New York (AFP)

The American director Spike Lee is back with "Da 5 Bloods", a feature film produced by Netflix and available on the platform on Friday, in which he pursues his quest for representation of blacks through political cinema.

While the movement born from the death of George Floyd grows a little more every day, the director offers a film certainly linked to the Vietnam War but whose subject appears perfectly in his time.

Four black American veterans return to Vietnam to recover the remains of their patrol leader, killed in action in the jungle, as well as a shipment of gold hidden on the advice of their ex-comrade in arms.

The expedition does not go as planned and what started out as an introspective feature film with the scent of nostalgia turns into an action film with a big show.

The cast is brilliant, with Chadewick Boseman ("Black Panther") in the role of the charismatic leader who appears regularly with the help of flashbacks, and a skewer of impeccably correct mature supporting roles.

But Spike Lee is not satisfied with an action film staging Americans in Vietnam, even if he multiplies the references to his predecessors, in the first place "Apocalypse Now".

He plays on several tables, multiplying the themes at the risk of abandoning some on the way, and this eventful excursion in what was Indochina is only a pretext to evoke the place of blacks in the history of the United United.

African-Americans, Spike Lee recalls throughout the film, have been a fundamental cog in each major stage of the American epic, each time paying with their blood.

From the construction of the country to the series of wars in which the United States has engaged, Blacks have always paid a heavy price in building a Nation.

"We are going to the puzzle for this country from the start, hoping that they will give us the place we deserve," said his companions Norman, the patrol leader, before his death. "All we got was a kick in the ass."
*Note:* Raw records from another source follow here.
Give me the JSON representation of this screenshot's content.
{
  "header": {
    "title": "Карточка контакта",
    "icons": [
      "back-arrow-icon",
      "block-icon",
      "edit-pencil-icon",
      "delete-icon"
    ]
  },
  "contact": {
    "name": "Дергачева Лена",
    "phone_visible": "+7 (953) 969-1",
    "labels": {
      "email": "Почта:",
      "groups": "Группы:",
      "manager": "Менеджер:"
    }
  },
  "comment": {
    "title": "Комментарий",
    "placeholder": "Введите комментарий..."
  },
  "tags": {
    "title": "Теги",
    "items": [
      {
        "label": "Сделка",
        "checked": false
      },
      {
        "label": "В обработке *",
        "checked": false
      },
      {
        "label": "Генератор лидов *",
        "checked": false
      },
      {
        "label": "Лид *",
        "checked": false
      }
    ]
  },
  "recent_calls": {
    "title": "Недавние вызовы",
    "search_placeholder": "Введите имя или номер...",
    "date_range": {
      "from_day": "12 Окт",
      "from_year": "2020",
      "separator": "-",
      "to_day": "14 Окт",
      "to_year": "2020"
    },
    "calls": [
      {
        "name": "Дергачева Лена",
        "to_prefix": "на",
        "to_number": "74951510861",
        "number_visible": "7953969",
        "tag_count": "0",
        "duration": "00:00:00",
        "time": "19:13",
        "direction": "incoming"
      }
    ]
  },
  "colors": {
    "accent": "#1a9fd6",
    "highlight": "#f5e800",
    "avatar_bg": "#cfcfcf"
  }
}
- The past to illuminate the present -

This gold, which the four former soldiers want to recover, is an obvious symbol of the repairs that a part of the black community is demanding, and beyond, for slavery, segregation and then the discrimination suffered by Afro- Americans over 400 years old.

As he did with his previous film "BlacKkKlansman", which earned him his first Oscar and the Grand Prix at Cannes, the 63-year-old director links the latest news, including Donald Trump but also the Black Lives Matter movement.
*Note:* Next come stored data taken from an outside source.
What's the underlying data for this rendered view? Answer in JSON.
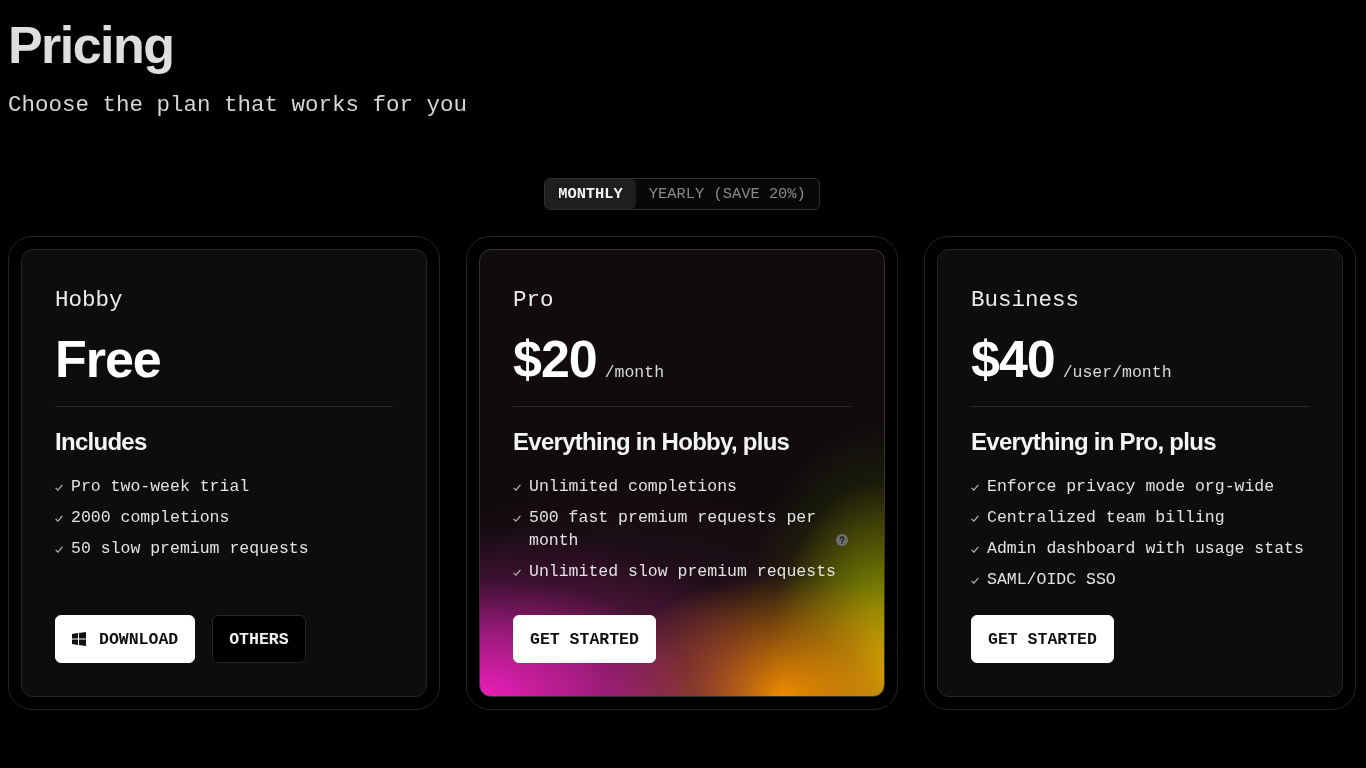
{
  "header": {
    "title": "Pricing",
    "subtitle": "Choose the plan that works for you"
  },
  "billing_toggle": [
    {
      "label": "MONTHLY",
      "selected": true
    },
    {
      "label": "YEARLY (SAVE 20%)",
      "selected": false
    }
  ],
  "plans": [
    {
      "name": "Hobby",
      "price": "Free",
      "highlighted": false,
      "features_heading": "Includes",
      "features": [
        {
          "text": "Pro two-week trial",
          "help": false
        },
        {
          "text": "2000 completions",
          "help": false
        },
        {
          "text": "50 slow premium requests",
          "help": false
        }
      ],
      "buttons": [
        {
          "label": "DOWNLOAD",
          "kind": "download"
        },
        {
          "label": "OTHERS",
          "kind": "outline"
        }
      ]
    },
    {
      "name": "Pro",
      "price": "$20",
      "period": "/month",
      "highlighted": true,
      "features_heading": "Everything in Hobby, plus",
      "features": [
        {
          "text": "Unlimited completions",
          "help": false
        },
        {
          "text": "500 fast premium requests per month",
          "help": true
        },
        {
          "text": "Unlimited slow premium requests",
          "help": false
        }
      ],
      "buttons": [
        {
          "label": "GET STARTED",
          "kind": "primary"
        }
      ]
    },
    {
      "name": "Business",
      "price": "$40",
      "period": "/user/month",
      "highlighted": false,
      "features_heading": "Everything in Pro, plus",
      "features": [
        {
          "text": "Enforce privacy mode org-wide",
          "help": false
        },
        {
          "text": "Centralized team billing",
          "help": false
        },
        {
          "text": "Admin dashboard with usage stats",
          "help": false
        },
        {
          "text": "SAML/OIDC SSO",
          "help": false
        }
      ],
      "buttons": [
        {
          "label": "GET STARTED",
          "kind": "primary"
        }
      ]
    }
  ]
}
"What I see on the streets today is what I remember during the 60s when I was growing up," the Brooklyn boy said in an interview with CBS on Tuesday. the major demonstrations which marked the end of the "Sixties", in particular against the Vietnam War and for civil rights.

A sign of his taste for complexity, he made his richest character, in "Da 5 Bloods" (played by actor Delroy Lindo), a black sympathizer of Donald Trump, who proudly wears a "Make America Great" cap. Again ".

"It makes you understand why he wears this cap," said the man who was to preside over the Cannes film festival this year. "You have sympathy for him."

More than 30 years after "Do The Right Thing", whose epilogue strangely echoes the death of George Floyd, Spike Lee continues to embody better than anyone a black cinema that wants to be both militant and mainstream.